Finding an Explanation vs. Permanent Resolution of Issues
If we're not careful, we default into defensiveness when issues arise. And everyone involved will be tempted to avoid blame, and keep things simple. Don't fall for that trap.
When bad things happen, we love to look for the explanation.
"The launch didn't meet our expectations because of X."
"The outage happened because of Y."
"We made that bad hire, because of Z."
Having a single simple explanation is satisfying to the explainer and listener for a couple of big reasons.
Blame is avoided with singular explanations. Even if your company is understanding of mistakes, no one enjoys the feeling of admitting a mistake. If you point at a single simple explanation, chances are that most people are then blameless. Our ego appreciates it when we dodge responsibility.
Simple is easier. It can be mentally exhausting to understand a big, complex project. Imagine the complexity of unraveling exactly where things went south. But you're saying that it failed because we didn't do user testing? Ok, that makes sense! Big mistake! We'll do user testing next time. Let's move on.
However, that single simple explanation is almost always a fiction story. It's not the full coverage of what happened. It's a convenient explanation which avoids the complex (but valuable) steps of identifying everywhere that things could have gone better.
I'll walk through a fairly simple situation which happened while I was at Amazon, and how the single simple explanation turns out to be far from accurate.
Bad things happened.
BEEP! BEEP! BEEP!
I rolled over and pushed the silence button on my pager (Yes, Amazon still used physical pagers, at least at this time) as quickly as I could to avoid it waking up my wife. I looked at the time.
2am. Great.
I got out of bed, and pulled up my phone. I needed to see what was going on. False alarm, or a real event?
My emails suggested that this was a real event. Multiple alarms were going off for our system, customer behavior alarms (less customer activity being recorded, a good sign that something's gone haywire), and various other health alarms. Yeah, something was going wrong.
I got my laptop booted up, and started reading the correspondence. As a senior manager, I don't get paged into all events. This one had lasted long enough without being closed that it had escalated to me.
The on-call had been debugging the issue for 30+ minutes. They had already woken up a few engineers from our team to help debug the issue. It looked like our service was having latency problems, memory problems, and throwing all sorts of errors. It was a strange kaleidoscope of things blowing up in the middle of the night.
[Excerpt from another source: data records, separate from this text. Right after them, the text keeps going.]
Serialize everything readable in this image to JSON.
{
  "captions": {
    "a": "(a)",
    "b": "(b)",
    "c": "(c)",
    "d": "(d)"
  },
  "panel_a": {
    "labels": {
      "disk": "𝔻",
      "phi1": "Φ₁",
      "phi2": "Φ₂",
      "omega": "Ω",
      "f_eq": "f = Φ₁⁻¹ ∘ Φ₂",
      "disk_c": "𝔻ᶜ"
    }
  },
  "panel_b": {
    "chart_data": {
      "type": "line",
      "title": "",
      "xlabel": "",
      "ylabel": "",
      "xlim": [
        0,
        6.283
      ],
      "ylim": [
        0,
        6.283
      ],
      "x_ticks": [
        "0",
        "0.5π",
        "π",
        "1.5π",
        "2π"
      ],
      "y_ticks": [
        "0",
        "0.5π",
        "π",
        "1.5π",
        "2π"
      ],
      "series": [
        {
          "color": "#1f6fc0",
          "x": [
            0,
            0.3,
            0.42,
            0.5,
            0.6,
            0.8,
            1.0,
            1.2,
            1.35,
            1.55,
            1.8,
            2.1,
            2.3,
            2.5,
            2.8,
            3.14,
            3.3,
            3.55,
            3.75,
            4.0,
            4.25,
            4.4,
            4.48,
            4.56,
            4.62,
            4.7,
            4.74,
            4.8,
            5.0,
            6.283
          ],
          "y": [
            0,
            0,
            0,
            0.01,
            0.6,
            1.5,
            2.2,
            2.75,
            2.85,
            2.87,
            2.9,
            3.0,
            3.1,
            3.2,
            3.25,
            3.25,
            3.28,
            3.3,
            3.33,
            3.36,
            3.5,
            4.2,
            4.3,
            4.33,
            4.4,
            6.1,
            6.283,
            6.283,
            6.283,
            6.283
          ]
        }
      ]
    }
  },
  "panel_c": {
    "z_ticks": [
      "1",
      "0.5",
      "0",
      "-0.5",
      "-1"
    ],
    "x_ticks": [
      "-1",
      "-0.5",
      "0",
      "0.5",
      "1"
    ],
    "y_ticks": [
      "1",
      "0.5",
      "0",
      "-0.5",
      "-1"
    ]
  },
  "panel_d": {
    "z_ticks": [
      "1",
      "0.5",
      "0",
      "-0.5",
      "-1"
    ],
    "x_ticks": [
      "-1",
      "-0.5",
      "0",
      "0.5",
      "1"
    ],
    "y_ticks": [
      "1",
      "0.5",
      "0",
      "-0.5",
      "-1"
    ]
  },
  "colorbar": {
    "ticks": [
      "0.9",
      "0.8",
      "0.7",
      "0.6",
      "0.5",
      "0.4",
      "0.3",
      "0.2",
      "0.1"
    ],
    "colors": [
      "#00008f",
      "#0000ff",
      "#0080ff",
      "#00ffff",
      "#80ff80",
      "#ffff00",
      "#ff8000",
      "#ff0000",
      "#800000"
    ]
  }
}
As I finished catching up, one of them mentioned something which caught my attention.
Engineer - "Banana Service pushed a change right at the start of our outage. Is there any chance at all that Banana service is causing this event?"
(For context, Banana service was not its real name. But it was a critical service our team's service relied on. Amazon is turtles, all the way down with their APIs.)
It felt like a bit too much coincidence to me. An Occam's razor scenario.
Before I could speak up, another senior engineer made me happy by speaking my opinion first.
Senior engineer - "No idea if it could cause an issue, but page in the Banana service team. Let's ask them to roll their change back immediately."
That's always the right answer operationally. Investigate later, fix now.
Around 10 minutes later, the Banana service changes were rolled back. Our outage immediately stopped. Whew!
We agreed with the Banana service team to figure out what broke the next day. I wrote some brief updates to our leadership team essentially saying, "We'll figure it out tomorrow", and closed the event.